South African Girl Will Fight Drought Using Orange Peels
A 16-year-old schoolgirl from Johannesburg, South Africa has invented a super material that will fight drought.
Kiara Nirghin's "No More Thirsty Crops" project has recently won the Google Science Fair's Community Impact Award for the Middle East and Africa.
Nirghin's project involved a super-absorbent polymer (SAP) that could store reserves of water a hundred times its own weight. The polymer is made of orange peels and avocado skins, which make the material a sustainable solution as it makes use of recycled and biodegradable wastes. The polymer will help create reservoirs of water that farmers could use in maintaining their crops.
"Kiara found an ideal material that won't hurt the budget in simple orange peel," Andrea Cohan, program leader for the Google Science Fair, told CNN. "And through her research, she created a way to turn it into soil-ready water storage with help from the avocado."
South Africa's drought crisis in 2015 was the country's worst. Eight provinces had been reportedly in a state of disaster, with millions affected by water shortages.
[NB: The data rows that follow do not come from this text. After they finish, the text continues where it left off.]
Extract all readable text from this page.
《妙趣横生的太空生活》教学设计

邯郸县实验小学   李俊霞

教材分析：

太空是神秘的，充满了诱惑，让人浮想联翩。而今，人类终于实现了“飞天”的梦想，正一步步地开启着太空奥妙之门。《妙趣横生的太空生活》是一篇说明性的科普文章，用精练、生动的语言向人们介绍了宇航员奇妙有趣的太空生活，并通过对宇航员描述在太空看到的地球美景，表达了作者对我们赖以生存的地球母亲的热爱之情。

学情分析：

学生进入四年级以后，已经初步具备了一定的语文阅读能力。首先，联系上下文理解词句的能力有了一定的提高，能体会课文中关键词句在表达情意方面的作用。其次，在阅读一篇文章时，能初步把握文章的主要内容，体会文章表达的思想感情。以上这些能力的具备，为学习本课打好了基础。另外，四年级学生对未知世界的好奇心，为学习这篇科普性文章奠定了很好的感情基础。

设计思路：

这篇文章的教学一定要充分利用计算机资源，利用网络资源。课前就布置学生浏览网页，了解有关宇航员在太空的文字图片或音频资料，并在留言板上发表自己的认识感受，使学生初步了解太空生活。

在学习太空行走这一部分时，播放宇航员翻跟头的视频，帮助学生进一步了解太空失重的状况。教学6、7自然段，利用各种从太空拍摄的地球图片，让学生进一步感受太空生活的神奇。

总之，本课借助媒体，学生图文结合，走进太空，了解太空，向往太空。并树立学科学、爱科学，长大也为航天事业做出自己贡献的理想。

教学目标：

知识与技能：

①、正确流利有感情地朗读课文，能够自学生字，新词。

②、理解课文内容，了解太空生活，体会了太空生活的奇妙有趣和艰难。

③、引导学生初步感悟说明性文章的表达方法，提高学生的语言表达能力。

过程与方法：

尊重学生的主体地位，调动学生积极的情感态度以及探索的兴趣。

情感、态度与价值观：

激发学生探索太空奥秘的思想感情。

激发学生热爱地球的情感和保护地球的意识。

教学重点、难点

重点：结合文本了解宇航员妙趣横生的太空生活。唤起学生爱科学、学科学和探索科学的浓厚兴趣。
The crisis had prompted the young inventor to think of a cost-efficient solution to battle the country's drought problem.
"I wanted to minimize the effect that drought has on the community and the main thing it affects is the crops," Nirghin said in a report by CNN. "That was the springboard for the idea."
Nirghin researched about super absorbent polymers and found that the material contains chain molecule polysaccharides. She discovered that orange peel is composed of 64 percent polysaccharide, as well as the gelling agent pectin. Nirghin combined the orange peel with oily avocado peel and dried the mixture in the sun. The mixture undergoes a reaction and forms into an absorbent polymer.
Nirghin will be assigned a mentor from Google to help her develop the project, and eventually be tested on the field. She and other regional winners will be vying for a position in Google's 16 global finalists.